Monday, May 5, 2014

Dinner at Le Taillevent, a Paris icon

Our Burgundy jaunt with Raj Par was preceded by a two-day, two-night blitz of selected Parisian restaurants. One of the "blitzees" was Le Taillevent, an icon on the French dining scene, visited on the eve of our ride out to Beaune.

Located at 15 Rue Lammenais, but a stones throw away from Champs Elysees, Le Taillevent has been in continuous operation since its founding in Paris in 1946 by M. Andre Vrinat and was held in the namesake family until sold (along with other related holdings) to the Gardinier brothers in 2011. The restaurant's receipt of three Michelin stars over its history (1948, 1954, 1973) is a testament to the quality of its food and service. It reverted to two-star status in 2011.

We were welcomed by two hostesses, who smilingly checked our reservations and then ushered us to a smart-looking couch to await our dining companions. Once the Siegels arrived, one of the hostesses walked us back to our table. My first impression on entering the dining room was of patrons attending to the business of having a good time and staff attentively assisting them in that endeavor. Our seats were in a booth-like setting, with padded, fixed, bench-like seats against the wall, a table that almost ran the length of the bench, and two chairs on the outside of the arrangement. This was a cozy; until someone on the inside needed to get out.

Once we had taken our seats, we were presented with menus and a wine list. The wine list was formidable -- both inside and out. Ron went quickly to the Champagne section and ordered a Jack Selosse Rosé in order to buy us time to carefully peruse the massive tome. (The Sommelier who assisted us over the course of our vinous expedition was Elize and, in manner, look, and speech, she reminded us of Pascaline Lepeltier, the well-known -- and well-regarded -- Somm at NYCs Rouge Tomate.). The Selosse had a lovely salmon color in the glass and yielded dried rose petals, strawberries, yeast, and sourdough bread on the nose. Lean with bright acidity and a burnt orange taste. It was "paired" with the Amouse Bouche, a complex and delectable Crispy Langoustine in a Sweet and Sour Sauce.

The food menu had an a la carte offering and two tasting menus. After we were resuscitated by the paramedics, we opted for the more extensive of the two tasting menus because we felt that it had the best quality/pain ratio.

Our first course was a Crab with Radish which we paired with a 1990 Comte de Lafon Meursault de Perrieres. According to Elize, this was the last bottle of this wine in their cellar. The wine had a golden color with a slightly honeyed nose accompanying notes of pear, coconut oil, citrus, and a rich oiliness. Little oxidative character. Burnt orange and citrus on the palate. Ron's notes mentioned honey, pear, and lanolin.

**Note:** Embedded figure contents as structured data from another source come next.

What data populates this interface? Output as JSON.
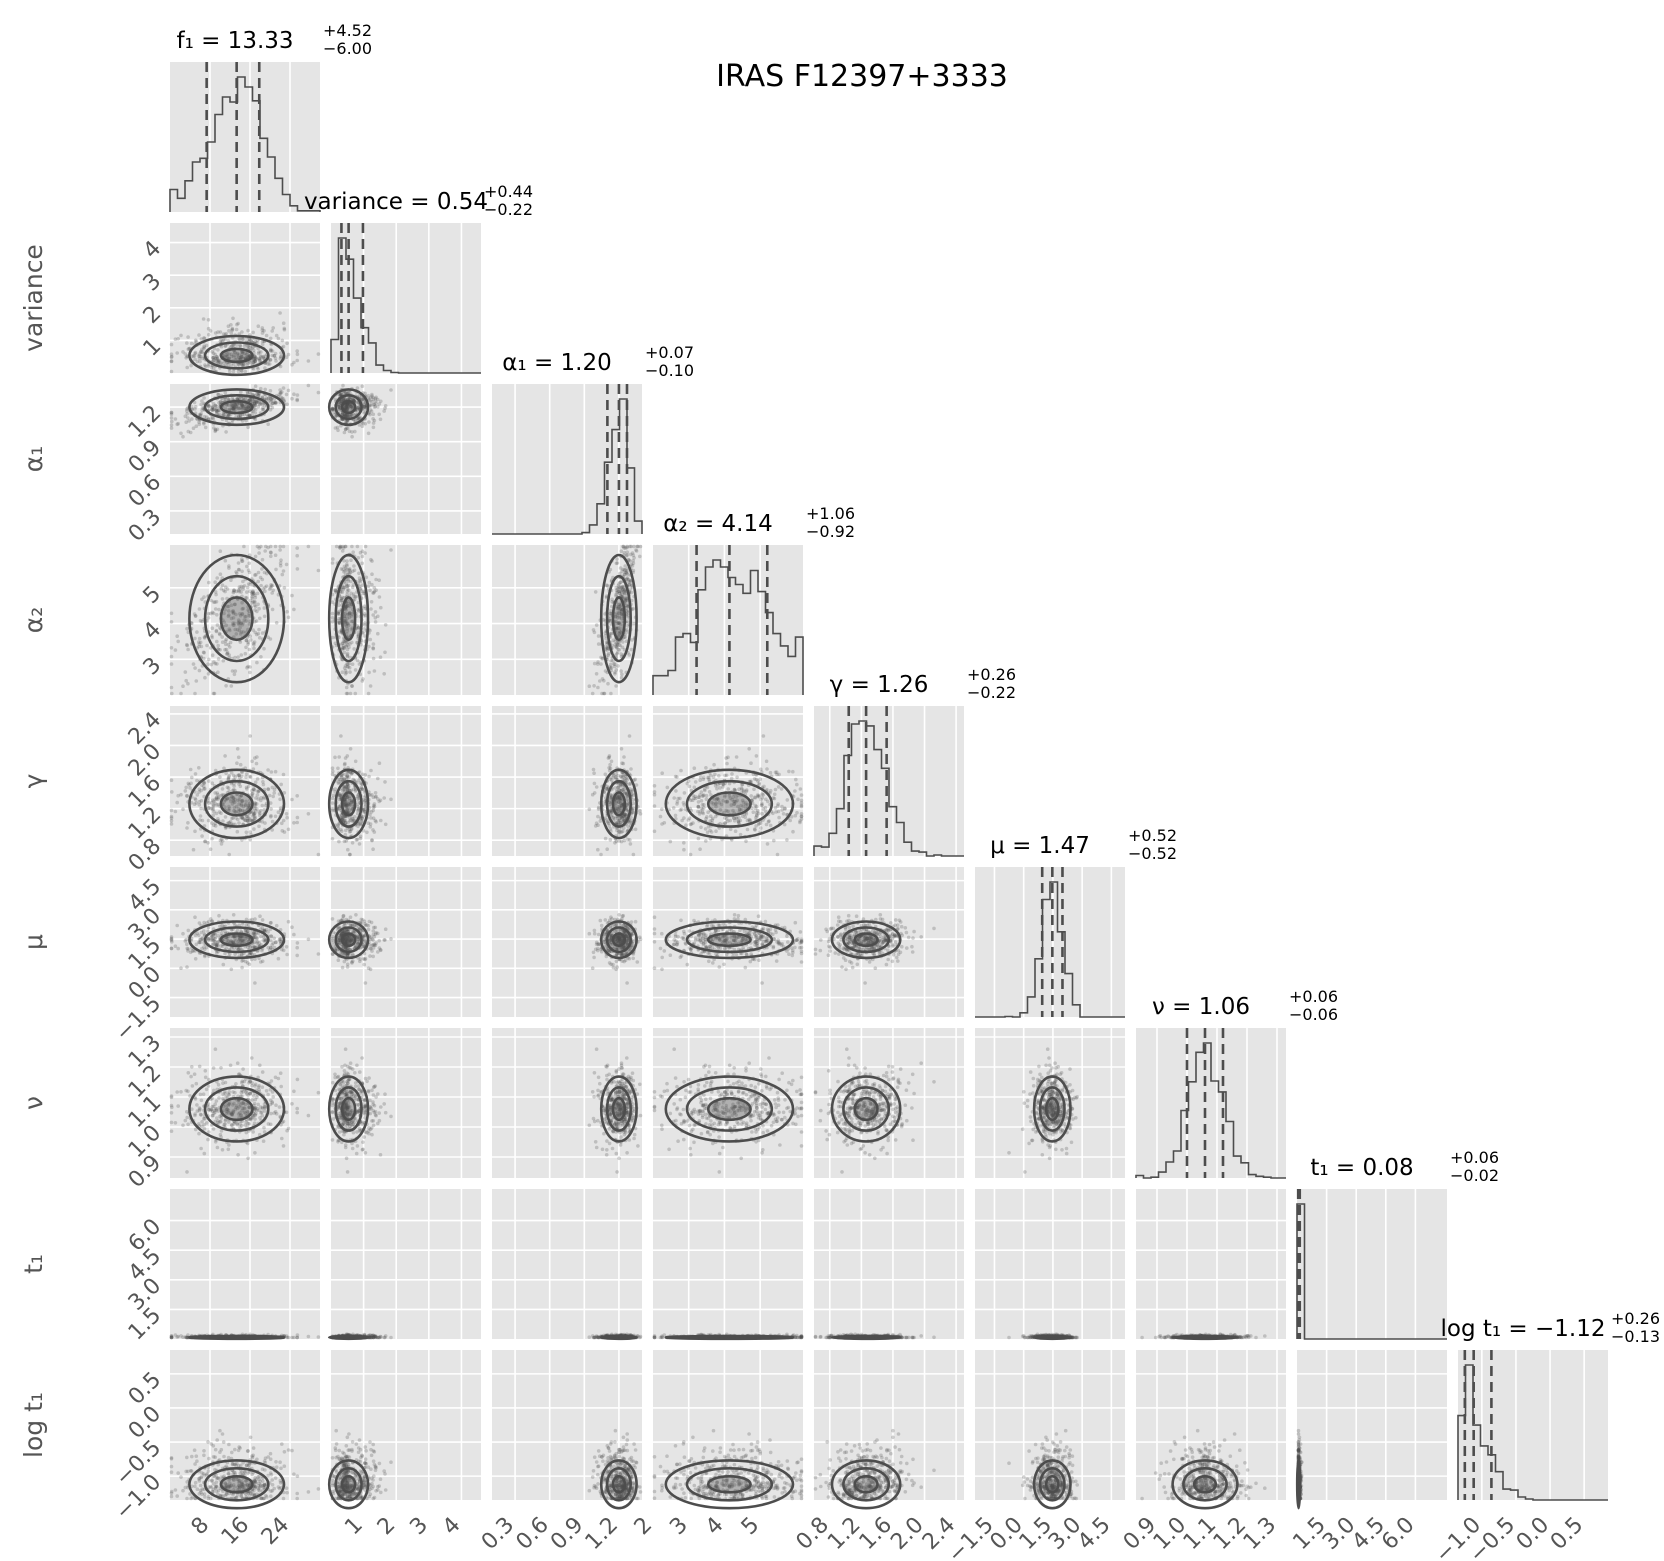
{
  "chart_data": {
    "type": "scatter",
    "title": "IRAS F12397+3333",
    "variables": [
      {
        "label": "f₁",
        "range": [
          0,
          30
        ],
        "ticks": [
          8,
          16,
          24
        ],
        "tick_labels": [
          "8",
          "16",
          "24"
        ],
        "median": 13.33,
        "plus": 4.52,
        "minus": 6.0,
        "quantiles": [
          7.33,
          13.33,
          17.85
        ],
        "title_text": "f₁ = 13.33",
        "plus_text": "+4.52",
        "minus_text": "−6.00"
      },
      {
        "label": "variance",
        "range": [
          0.0,
          4.6
        ],
        "ticks": [
          1,
          2,
          3,
          4
        ],
        "tick_labels": [
          "1",
          "2",
          "3",
          "4"
        ],
        "median": 0.54,
        "plus": 0.44,
        "minus": 0.22,
        "quantiles": [
          0.32,
          0.54,
          0.98
        ],
        "title_text": "variance = 0.54",
        "plus_text": "+0.44",
        "minus_text": "−0.22"
      },
      {
        "label": "α₁",
        "range": [
          0.1,
          1.4
        ],
        "ticks": [
          0.3,
          0.6,
          0.9,
          1.2
        ],
        "tick_labels": [
          "0.3",
          "0.6",
          "0.9",
          "1.2"
        ],
        "median": 1.2,
        "plus": 0.07,
        "minus": 0.1,
        "quantiles": [
          1.1,
          1.2,
          1.27
        ],
        "title_text": "α₁ = 1.20",
        "plus_text": "+0.07",
        "minus_text": "−0.10"
      },
      {
        "label": "α₂",
        "range": [
          2,
          6.2
        ],
        "ticks": [
          2,
          3,
          4,
          5
        ],
        "tick_labels": [
          "2",
          "3",
          "4",
          "5"
        ],
        "median": 4.14,
        "plus": 1.06,
        "minus": 0.92,
        "quantiles": [
          3.22,
          4.14,
          5.2
        ],
        "title_text": "α₂ = 4.14",
        "plus_text": "+1.06",
        "minus_text": "−0.92"
      },
      {
        "label": "γ",
        "range": [
          0.6,
          2.5
        ],
        "ticks": [
          0.8,
          1.2,
          1.6,
          2.0,
          2.4
        ],
        "tick_labels": [
          "0.8",
          "1.2",
          "1.6",
          "2.0",
          "2.4"
        ],
        "median": 1.26,
        "plus": 0.26,
        "minus": 0.22,
        "quantiles": [
          1.04,
          1.26,
          1.52
        ],
        "title_text": "γ = 1.26",
        "plus_text": "+0.26",
        "minus_text": "−0.22"
      },
      {
        "label": "μ",
        "range": [
          -2.5,
          5.2
        ],
        "ticks": [
          -1.5,
          0.0,
          1.5,
          3.0,
          4.5
        ],
        "tick_labels": [
          "−1.5",
          "0.0",
          "1.5",
          "3.0",
          "4.5"
        ],
        "median": 1.47,
        "plus": 0.52,
        "minus": 0.52,
        "quantiles": [
          0.95,
          1.47,
          1.99
        ],
        "title_text": "μ = 1.47",
        "plus_text": "+0.52",
        "minus_text": "−0.52"
      },
      {
        "label": "ν",
        "range": [
          0.83,
          1.33
        ],
        "ticks": [
          0.9,
          1.0,
          1.1,
          1.2,
          1.3
        ],
        "tick_labels": [
          "0.9",
          "1.0",
          "1.1",
          "1.2",
          "1.3"
        ],
        "median": 1.06,
        "plus": 0.06,
        "minus": 0.06,
        "quantiles": [
          1.0,
          1.06,
          1.12
        ],
        "title_text": "ν = 1.06",
        "plus_text": "+0.06",
        "minus_text": "−0.06"
      },
      {
        "label": "t₁",
        "range": [
          0.0,
          7.6
        ],
        "ticks": [
          1.5,
          3.0,
          4.5,
          6.0
        ],
        "tick_labels": [
          "1.5",
          "3.0",
          "4.5",
          "6.0"
        ],
        "median": 0.08,
        "plus": 0.06,
        "minus": 0.02,
        "quantiles": [
          0.06,
          0.08,
          0.14
        ],
        "title_text": "t₁ = 0.08",
        "plus_text": "+0.06",
        "minus_text": "−0.02"
      },
      {
        "label": "log t₁",
        "range": [
          -1.35,
          0.85
        ],
        "ticks": [
          -1.0,
          -0.5,
          0.0,
          0.5
        ],
        "tick_labels": [
          "−1.0",
          "−0.5",
          "0.0",
          "0.5"
        ],
        "median": -1.12,
        "plus": 0.26,
        "minus": 0.13,
        "quantiles": [
          -1.25,
          -1.12,
          -0.86
        ],
        "title_text": "log t₁ = −1.12",
        "plus_text": "+0.26",
        "minus_text": "−0.13"
      }
    ],
    "grid": true,
    "colors": {
      "panel_bg": "#e5e5e5",
      "grid": "#ffffff",
      "marks": "#4d4d4d",
      "tick_text": "#555555"
    }
  }
}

The second course was a Lobster Sausage with Fennel Foam. The bulbous appearance of the sausage, its lack of defined color, and its giving response to even the slightest application of force, made us initially doubt our choice. But in the mouth this dish was heavenly and was enriched by the very light sauce which accompanied it. This dish was paired with the 2000 Raveneau Les Clos. Ron thought that this wine exhibited notes of seashell, chalk, and flint. Fresh, with amazing minerality.

Next up was a Red Snapper with Zucchini Flowers. This was a clean presentation backed up by fulsome flavors. It was paired with a 2003 Armand Rousseau Chambertin Clos de Beze. On the nose the wine presented smoked oak, vanillin, and strawberry. On the palate a spiciness, copious amounts of red berries, road tar, cigar box, and savoriness. Lengthy finish.

The next two courses were paired with a 2003 Chateau Rayas. The first of the two courses was a White Wheat Risotto and Morel Mushrooms topped with morel mushroom foam and all sitting in a light brown sauce. This was followed in short order by a Foie Gras accompanied by foam-topped carrots. The Foie Gras had a mouthfeel and texture that belied its color and the distinctive salty tang was perfectly balanced by the relative blandness of the carrots. The Rayas was characterized (Ron) by cherries, kirsch liqueur, garrigue, lavender, and earth.

After a cheese course, we were treated to a carmel and chocolate dessert and petit fours. We closed out with a Taillevent-branded Armagnac which was excellent.

This was an excellent dining experience in a food and wine temple that cares and is not unwilling to demonstrate that in every way. The quality of the food and the service excellence puts this establishment in a very special place. We have a penchant for being the last people to leave an establishment but our servers hung in with us; smilingly. In their words, "we close when you leave."  Could have been famous last words but ...

The tasting menu is the way to go here. It is high quality, varied, and gives you a chance to pair a wide range of offerings with the establishment's wines (We were so focused on the food and wine upstairs that we forgot to go take a peek at their fabled wine cellar.). It also works out to be more economical than trying to put a like meal together from the a la carte menu.